All of these Good Friday realities are compounded by the daily death toll of the COVID-19 pandemic that has already killed at least 550,000 people in the United States alone and is still doing so at a rate of about a thousand U.S. deaths each day. The promise of vaccines will not bring back those we lost. And while there is real hope in the numbers of people being vaccinated, we also find ourselves in the middle of another spike in cases driven by new variants and many states prematurely relaxing their public health restrictions.
One of my favorite services that takes place in many Black churches is the “Seven Last Words” service that is held on Good Friday. This service is often quite long, filled with passionate preaching and edifying music selections that apply each of Jesus’ last words to our faith and world today. Prior to attending my first Seven Last Words service, I never paid much attention to the words Jesus exclaimed in these final moments: “Father, forgive them; for they know not what they do” (Luke 23:34); “Today you will be with me in paradise” (Luke 23:43); “Woman, behold, thy son!” (John 19:26-27); “My God, my God, why hast thou forsaken me?” (Matthew 27:46); “I thirst” (John 19:28); “It is finished” (John 19:30); and “Father, into thy hands I commend my spirit” (Luke 23:46).

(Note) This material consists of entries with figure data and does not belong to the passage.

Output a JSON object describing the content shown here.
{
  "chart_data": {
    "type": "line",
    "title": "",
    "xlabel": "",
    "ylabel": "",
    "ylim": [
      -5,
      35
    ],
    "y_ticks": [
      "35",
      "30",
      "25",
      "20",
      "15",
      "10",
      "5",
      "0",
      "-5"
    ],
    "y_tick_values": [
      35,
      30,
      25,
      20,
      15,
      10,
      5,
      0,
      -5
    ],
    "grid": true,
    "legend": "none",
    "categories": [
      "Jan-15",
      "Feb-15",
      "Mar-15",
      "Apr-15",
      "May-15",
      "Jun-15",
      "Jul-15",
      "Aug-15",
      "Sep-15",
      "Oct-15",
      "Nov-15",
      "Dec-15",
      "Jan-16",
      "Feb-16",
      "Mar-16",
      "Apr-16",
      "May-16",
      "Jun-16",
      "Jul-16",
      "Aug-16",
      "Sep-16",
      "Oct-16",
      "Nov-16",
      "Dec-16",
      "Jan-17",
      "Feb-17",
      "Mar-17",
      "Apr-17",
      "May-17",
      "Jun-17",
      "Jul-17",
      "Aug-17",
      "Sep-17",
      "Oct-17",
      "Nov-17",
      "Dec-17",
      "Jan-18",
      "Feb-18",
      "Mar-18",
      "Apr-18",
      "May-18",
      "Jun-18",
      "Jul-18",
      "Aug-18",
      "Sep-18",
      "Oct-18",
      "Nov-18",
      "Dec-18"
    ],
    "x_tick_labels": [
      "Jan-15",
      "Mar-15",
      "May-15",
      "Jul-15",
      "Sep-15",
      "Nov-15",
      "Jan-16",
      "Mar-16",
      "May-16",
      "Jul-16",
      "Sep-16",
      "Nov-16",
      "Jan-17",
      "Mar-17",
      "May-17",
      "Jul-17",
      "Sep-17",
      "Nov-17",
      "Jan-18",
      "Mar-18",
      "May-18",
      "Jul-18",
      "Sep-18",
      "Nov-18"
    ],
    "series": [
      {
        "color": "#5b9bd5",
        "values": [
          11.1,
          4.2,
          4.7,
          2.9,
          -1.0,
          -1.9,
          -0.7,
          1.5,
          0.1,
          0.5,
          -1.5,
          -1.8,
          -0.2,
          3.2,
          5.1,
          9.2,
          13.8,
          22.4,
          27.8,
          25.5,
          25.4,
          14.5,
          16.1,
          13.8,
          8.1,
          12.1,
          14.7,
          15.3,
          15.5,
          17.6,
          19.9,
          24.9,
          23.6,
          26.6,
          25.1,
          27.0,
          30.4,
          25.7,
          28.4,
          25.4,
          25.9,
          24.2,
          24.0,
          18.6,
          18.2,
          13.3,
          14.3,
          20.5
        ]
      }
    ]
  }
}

I love this emphasis on Jesus’ last words because each moment more fully humanizes Jesus, reminding us in a visceral way how he responded to such agonizing suffering on our behalf.

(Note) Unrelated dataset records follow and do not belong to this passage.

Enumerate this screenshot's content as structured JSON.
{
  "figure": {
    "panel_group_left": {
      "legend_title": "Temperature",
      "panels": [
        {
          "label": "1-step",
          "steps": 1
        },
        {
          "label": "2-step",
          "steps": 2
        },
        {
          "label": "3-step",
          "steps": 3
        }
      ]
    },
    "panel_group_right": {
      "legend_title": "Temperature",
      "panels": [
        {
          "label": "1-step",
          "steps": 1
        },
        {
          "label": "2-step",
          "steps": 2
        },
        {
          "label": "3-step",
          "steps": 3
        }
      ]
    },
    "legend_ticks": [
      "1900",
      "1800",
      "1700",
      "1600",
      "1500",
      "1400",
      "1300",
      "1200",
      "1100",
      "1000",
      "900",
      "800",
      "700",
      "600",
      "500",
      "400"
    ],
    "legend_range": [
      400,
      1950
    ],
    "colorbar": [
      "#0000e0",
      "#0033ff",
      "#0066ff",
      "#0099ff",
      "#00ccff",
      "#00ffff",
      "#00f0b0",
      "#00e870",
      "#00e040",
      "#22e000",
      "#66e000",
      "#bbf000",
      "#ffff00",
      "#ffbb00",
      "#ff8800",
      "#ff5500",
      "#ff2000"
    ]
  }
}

In his Palm Sunday message, Pope Francis also reflected on Jesus’ humanity and what we can learn from his suffering, saying:
What is most amazing about the Lord and his Passover? It is the fact that he achieves glory through humiliation. He triumphs by accepting suffering and death, things that we, in our quest for admiration and success, would rather avoid. Jesus — as St. Paul tells us — “emptied himself… he humbled himself” (Philippians 2:7-8) … Why all this humiliation? Why, Lord, did you wish to endure all this? Jesus did it for us, to plumb the depths of our human experience, our entire existence, all our evil. To draw near to us and not abandon us in our suffering and our death. To redeem us, to save us. Jesus was lifted high on the cross in order to descend to the abyss of our suffering. He experienced our deepest sorrows: failure, loss of everything, betrayal by a friend, even abandonment by God. By experiencing in the flesh our deepest struggles and conflicts, he redeemed and transformed them. His love draws close to our frailty; it touches the very things of which we are most ashamed. Yet now we know that we are not alone: God is at our side in every affliction, in every fear; no evil, no sin will ever have the final word. God triumphs, but the palm of victory passes through the wood of the cross. For the palm and the cross are inseparable.

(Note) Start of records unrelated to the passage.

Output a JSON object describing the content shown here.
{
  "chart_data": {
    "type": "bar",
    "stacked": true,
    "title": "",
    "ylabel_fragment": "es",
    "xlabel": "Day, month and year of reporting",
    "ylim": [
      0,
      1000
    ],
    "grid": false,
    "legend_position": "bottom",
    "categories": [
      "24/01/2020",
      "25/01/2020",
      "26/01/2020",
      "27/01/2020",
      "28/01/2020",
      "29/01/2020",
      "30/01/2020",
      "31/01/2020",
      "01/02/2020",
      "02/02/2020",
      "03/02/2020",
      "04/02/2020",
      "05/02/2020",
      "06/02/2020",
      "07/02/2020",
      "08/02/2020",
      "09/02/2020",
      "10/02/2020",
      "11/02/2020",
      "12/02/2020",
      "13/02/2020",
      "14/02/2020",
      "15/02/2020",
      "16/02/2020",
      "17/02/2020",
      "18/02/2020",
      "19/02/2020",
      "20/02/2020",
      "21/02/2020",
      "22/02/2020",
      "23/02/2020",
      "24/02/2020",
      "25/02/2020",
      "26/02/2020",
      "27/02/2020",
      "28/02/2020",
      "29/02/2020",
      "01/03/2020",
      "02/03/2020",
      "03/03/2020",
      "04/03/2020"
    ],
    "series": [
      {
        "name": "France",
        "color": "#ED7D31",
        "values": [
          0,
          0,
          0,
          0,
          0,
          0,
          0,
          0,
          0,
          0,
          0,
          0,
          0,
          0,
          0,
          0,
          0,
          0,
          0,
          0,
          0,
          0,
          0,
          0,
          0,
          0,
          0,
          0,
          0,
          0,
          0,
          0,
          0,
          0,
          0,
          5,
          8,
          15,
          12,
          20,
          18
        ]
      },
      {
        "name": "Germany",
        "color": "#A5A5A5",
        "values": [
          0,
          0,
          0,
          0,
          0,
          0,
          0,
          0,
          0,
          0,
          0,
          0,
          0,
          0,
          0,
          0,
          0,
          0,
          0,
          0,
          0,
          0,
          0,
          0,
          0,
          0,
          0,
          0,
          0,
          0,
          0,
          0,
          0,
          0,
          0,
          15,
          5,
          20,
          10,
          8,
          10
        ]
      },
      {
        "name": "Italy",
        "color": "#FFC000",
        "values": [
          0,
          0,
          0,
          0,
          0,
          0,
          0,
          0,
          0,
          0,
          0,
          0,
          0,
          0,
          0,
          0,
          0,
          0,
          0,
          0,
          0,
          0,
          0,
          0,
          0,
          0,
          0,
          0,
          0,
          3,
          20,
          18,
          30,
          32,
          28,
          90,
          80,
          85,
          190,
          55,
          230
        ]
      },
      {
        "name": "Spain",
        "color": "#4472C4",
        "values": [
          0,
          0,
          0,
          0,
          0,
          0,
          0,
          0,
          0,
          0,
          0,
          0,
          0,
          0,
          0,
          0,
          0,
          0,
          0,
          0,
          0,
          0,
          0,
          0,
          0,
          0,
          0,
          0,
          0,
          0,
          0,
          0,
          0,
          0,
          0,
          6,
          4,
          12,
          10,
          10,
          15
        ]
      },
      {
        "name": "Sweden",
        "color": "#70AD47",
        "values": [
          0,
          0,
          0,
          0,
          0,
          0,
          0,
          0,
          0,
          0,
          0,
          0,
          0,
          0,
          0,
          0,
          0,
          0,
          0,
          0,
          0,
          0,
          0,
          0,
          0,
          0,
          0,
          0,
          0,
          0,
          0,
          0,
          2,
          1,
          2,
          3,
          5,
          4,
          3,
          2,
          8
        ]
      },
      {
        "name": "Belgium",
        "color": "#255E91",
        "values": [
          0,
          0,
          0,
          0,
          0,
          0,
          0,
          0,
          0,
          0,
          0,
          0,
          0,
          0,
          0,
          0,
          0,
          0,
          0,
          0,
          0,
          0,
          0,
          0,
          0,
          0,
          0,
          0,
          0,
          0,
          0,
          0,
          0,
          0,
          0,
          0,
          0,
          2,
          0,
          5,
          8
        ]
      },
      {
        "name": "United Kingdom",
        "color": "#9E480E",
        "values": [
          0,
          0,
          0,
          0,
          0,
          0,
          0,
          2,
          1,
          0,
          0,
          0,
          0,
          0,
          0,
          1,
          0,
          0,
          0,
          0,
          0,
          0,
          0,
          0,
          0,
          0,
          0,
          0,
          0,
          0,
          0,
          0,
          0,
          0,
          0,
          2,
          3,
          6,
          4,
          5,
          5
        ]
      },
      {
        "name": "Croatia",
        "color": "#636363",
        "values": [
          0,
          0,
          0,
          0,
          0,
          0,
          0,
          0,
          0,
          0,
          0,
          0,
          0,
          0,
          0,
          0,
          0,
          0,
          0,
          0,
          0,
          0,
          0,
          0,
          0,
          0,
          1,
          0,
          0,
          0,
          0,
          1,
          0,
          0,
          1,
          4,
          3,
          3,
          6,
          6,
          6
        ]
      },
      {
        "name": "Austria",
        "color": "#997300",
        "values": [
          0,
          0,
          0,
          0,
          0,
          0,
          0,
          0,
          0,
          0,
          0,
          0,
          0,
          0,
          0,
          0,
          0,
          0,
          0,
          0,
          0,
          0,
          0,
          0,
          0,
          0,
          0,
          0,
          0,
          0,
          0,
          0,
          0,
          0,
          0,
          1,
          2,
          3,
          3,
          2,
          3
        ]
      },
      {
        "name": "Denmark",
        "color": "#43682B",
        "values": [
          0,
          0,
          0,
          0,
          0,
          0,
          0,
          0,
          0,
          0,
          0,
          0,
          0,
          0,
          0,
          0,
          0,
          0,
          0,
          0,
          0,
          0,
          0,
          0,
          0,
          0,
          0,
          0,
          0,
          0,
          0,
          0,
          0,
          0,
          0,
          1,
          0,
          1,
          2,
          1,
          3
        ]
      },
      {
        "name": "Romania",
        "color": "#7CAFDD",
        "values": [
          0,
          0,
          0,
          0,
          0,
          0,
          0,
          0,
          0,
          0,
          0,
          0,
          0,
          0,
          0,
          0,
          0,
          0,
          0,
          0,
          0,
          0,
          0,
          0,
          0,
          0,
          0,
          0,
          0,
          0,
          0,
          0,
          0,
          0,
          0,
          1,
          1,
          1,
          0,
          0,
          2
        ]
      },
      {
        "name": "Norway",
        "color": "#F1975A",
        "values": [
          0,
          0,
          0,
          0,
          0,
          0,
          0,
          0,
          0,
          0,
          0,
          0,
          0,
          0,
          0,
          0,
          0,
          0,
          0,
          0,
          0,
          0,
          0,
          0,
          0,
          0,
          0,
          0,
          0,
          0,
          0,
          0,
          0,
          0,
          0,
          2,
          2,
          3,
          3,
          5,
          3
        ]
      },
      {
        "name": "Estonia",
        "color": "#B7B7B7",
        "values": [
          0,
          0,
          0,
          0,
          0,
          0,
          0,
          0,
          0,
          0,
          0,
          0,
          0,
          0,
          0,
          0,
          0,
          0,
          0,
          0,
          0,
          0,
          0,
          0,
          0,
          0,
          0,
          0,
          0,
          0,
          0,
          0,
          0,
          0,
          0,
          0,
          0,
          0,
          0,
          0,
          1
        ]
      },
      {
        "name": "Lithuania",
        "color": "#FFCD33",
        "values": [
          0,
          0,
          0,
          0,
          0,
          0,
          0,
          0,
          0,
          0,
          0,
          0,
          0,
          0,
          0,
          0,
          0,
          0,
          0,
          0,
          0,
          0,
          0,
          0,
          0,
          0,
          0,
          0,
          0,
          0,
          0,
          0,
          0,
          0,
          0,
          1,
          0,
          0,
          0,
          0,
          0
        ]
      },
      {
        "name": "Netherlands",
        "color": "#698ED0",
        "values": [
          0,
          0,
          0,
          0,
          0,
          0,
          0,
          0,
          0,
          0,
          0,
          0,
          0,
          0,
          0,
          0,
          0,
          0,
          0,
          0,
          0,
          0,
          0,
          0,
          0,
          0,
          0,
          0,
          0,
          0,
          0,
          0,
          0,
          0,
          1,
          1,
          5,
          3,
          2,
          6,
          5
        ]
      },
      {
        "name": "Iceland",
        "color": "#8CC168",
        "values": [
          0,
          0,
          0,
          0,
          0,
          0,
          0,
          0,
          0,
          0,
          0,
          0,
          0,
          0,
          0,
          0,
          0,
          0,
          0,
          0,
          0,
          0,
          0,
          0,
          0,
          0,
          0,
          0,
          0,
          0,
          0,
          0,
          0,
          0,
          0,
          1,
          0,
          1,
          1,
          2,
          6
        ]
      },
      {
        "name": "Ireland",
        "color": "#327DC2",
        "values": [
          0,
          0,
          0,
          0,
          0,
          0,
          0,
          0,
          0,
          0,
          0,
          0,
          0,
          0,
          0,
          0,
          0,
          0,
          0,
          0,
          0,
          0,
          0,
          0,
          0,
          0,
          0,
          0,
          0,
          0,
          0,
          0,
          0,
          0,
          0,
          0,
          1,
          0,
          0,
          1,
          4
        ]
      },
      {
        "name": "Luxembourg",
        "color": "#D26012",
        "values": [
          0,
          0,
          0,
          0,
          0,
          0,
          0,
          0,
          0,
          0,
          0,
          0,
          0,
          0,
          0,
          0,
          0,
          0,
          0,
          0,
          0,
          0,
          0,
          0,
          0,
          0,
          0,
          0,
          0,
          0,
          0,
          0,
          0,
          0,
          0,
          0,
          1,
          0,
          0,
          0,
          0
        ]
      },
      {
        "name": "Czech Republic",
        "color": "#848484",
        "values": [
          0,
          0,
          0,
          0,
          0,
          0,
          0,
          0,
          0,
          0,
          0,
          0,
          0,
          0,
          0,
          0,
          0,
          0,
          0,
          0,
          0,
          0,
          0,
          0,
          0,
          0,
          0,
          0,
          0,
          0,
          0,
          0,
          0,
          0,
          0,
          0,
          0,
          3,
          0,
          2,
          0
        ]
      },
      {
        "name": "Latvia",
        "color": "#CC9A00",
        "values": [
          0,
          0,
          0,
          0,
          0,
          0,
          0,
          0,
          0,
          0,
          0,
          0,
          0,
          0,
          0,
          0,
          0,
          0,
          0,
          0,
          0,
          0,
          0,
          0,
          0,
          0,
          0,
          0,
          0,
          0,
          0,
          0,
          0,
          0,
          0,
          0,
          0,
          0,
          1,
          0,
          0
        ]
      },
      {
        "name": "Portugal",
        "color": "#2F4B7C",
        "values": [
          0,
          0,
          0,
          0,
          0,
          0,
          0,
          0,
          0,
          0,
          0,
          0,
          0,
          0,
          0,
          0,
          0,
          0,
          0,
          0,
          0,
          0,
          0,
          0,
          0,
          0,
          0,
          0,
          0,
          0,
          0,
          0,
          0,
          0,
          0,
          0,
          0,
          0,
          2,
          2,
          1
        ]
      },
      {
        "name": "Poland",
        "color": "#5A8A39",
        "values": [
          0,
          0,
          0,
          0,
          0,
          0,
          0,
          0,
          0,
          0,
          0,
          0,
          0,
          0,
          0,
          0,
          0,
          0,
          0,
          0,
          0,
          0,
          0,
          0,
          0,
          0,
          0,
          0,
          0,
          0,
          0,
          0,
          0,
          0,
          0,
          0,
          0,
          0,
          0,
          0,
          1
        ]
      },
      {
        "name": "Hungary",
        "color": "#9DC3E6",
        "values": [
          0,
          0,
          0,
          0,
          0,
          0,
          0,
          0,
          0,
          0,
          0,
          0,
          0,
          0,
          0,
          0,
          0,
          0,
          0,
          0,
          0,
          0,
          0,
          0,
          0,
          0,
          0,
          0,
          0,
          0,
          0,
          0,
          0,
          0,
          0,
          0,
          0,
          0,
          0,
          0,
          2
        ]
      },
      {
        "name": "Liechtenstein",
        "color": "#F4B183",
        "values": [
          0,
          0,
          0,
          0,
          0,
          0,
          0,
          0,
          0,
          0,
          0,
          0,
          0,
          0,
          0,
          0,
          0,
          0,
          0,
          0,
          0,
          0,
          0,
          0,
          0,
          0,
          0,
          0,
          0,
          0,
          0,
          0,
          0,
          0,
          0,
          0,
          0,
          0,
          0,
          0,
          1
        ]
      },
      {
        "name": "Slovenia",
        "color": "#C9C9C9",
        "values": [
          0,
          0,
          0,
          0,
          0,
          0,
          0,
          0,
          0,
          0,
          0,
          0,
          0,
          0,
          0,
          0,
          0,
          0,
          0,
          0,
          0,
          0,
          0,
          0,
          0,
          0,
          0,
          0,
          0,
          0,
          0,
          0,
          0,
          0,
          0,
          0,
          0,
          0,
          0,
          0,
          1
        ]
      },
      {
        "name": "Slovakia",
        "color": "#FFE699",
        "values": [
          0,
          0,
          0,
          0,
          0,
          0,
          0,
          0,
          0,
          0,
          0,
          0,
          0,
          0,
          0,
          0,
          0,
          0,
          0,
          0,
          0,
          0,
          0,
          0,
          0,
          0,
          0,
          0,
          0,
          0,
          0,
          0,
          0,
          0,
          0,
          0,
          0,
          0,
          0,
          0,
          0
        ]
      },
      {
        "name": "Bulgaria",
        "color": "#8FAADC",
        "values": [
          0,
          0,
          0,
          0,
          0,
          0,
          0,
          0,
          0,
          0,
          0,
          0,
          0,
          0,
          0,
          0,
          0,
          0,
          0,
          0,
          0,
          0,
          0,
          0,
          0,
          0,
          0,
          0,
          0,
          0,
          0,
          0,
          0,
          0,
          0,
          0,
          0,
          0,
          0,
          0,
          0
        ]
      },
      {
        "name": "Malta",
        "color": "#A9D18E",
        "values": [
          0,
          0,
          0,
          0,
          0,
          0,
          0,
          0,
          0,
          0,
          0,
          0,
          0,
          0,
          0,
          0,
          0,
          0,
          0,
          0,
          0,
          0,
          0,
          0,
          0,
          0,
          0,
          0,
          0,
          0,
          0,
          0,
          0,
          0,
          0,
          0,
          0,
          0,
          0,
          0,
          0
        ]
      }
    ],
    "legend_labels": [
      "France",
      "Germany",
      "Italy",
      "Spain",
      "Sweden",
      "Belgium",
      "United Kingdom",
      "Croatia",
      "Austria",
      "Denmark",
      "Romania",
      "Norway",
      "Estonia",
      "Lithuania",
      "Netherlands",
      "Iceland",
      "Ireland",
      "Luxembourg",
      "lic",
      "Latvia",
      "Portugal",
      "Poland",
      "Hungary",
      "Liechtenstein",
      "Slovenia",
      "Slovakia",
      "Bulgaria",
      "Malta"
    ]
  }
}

The palm and the cross are indeed inseparable. Our suffering and loss can exist side by side with triumph. This is some welcome and needed good news amid the many ongoing Good Friday realities that will still be with us beyond Easter Sunday. The even better good news is that on Easter, Jesus transformed the cross — the Roman Empire’s symbol of brutality and oppression — into our symbol of God’s promised liberation and salvation. And knowing that Jesus saves and liberates us from sin, injustice, and death by first suffering with us, is what makes this Friday good.